The downside of these tables is their size, especially if most of the entries are φ since those entries would not take any space in a transition graph.

3.6.3: Acceptance of Input Strings by Automata

An NFA accepts a string if the symbols of the string specify a path from the start to an accepting state.

Again note that these symbols may specify several paths, some of which lead to accepting states and some that don't. In such a case the NFA does accept the string; one successful path is enough.

Also note that if an edge is labeled ε, then it can be taken for free.

For the transition graph above any string can just sit at state 0 since every possible symbol (namely a or b) can go from state 0 back to state 0. So every string can lead to a non-accepting state, but that is not important since if just one path with that string leads to an accepting state, the NFA accepts the string.

The language defined by an NFA or the language accepted by an NFA is the set of strings (a.k.a. words) accepted by the NFA.

So the NFA in the diagram above accepts the same language as the regular expression (a|b)*abb.

If A is an automaton (NFA or DFA) we use L(A) for the language accepted by A.

nfa-26

The diagram on the right illustrates an NFA accepting the language L(aa*|bb*). The path
0 → 3 → 4 → 4 → 4 → 4
shows that bbbb is accepted by the NFA.

Note how the ε that labels the edge 0 → 3 does not appear in the string bbbb since ε is the empty string.

3.6.4: Deterministic Finite Automata

There is something weird about an NFA if viewed as a model of computation. How is a computer of any realistic construction able to check out all the (possibly infinite number of) paths to determine if any terminate at an accepting state?

We now consider a much more realistic model, a DFA.

Definition: A deterministic finite automata or DFA is a special case of an NFA having the restrictions

  1. No edge is labeled with ε
  2. For any state s and symbol a, there is exactly one edge leaving s with label a.

This is realistic. We are at a state and examine the next character in the string, depending on the character we go to exactly one new state. Looks like a switch statement to me.

Minor point: when we write a transition table for a DFA, the entries are elements not sets so there are no {} present.

Simulating a DFA

Indeed a DFA is so reasonable there is an obvious algorithm for simulating it (i.e., reading a string and deciding whether or not it is in the language accepted by the DFA). We present it now.

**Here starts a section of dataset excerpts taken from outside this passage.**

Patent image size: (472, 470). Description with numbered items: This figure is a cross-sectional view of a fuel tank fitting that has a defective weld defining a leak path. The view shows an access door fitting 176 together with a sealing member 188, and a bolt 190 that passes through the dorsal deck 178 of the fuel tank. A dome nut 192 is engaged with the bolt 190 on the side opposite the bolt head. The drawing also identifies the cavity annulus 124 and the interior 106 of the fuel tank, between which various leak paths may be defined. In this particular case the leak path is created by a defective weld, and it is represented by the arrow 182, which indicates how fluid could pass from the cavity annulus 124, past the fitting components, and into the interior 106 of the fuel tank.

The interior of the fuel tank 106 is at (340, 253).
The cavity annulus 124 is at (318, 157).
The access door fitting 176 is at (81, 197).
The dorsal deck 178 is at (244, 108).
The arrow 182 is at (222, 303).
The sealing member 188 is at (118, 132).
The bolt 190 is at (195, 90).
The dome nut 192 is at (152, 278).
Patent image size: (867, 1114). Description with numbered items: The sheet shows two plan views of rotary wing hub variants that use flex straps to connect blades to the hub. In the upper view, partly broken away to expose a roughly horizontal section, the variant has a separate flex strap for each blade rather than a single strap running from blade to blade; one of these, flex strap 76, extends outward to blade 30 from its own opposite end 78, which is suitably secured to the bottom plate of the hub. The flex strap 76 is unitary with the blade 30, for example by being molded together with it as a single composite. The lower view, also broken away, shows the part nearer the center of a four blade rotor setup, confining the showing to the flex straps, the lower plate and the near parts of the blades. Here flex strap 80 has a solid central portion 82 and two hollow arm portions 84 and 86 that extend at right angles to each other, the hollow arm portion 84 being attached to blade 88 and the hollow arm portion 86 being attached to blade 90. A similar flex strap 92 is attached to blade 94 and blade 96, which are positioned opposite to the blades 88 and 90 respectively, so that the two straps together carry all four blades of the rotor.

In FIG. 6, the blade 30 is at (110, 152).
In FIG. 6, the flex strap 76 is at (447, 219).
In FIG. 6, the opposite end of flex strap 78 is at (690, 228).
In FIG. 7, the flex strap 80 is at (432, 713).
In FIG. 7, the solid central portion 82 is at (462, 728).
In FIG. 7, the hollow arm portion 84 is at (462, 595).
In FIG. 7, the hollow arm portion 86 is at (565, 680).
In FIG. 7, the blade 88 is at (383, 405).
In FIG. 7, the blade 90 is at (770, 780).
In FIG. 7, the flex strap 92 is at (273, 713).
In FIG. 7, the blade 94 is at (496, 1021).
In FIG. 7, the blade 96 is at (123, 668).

The second edition has switched to C syntax: = is assignment == is comparison. I am going to change to this notation since I strongly suspect that most of the class is much more familiar with C/C++/java/C# than with algol60/algol68/pascal/ada (the last is my personal favorite). As I revisit past sections of the notes to fix errors, I will change the examples from algol to C usage of =. I realize that this makes the notes incompatible with the edition you have, but hope and believe that this will not cause any serious problems.

  s = s0;   // start state.  NOTE = is assignment
  c = nextChar();      // a priming read
  while (c != eof) {
    s = move(s,c);
    c = nextChar();
  }
  if (s is in F, the set of accepting states) return yes
  else return no

3.7: From Regular Expressions to Automata

3.7.0: Not losing site of the forest due to the trees

This is not from the book.

Do not forget the goal of the chapter is to understand lexical analysis. We saw, when looking at Lex, that regular expressions are a key in this task. So we want to recognize regular expressions (say the ones representing tokens). We are going to see two methods.

  1. Convert the regular expression to an NFA and simulate the NFA.
  2. Convert the regular expression to an NFA, convert the NFA to a DFA, and simulate the DFA.

So we need to learn 4 techniques.

  1. Convert a regular expression to an NFA
  2. Simulate an NFA
  3. Convert an NFA to a DFA
  4. Simulate a DFA.

The list I just gave is in the order the algorithms would be applied—but you would use either 2 or (3 and 4).

The two editions differ in the order the techniques are presented, but neither does it in the order I just gave. Indeed, we just did item #4.

I will follow the order of 2nd ed but give pointers to the first edition where they differ.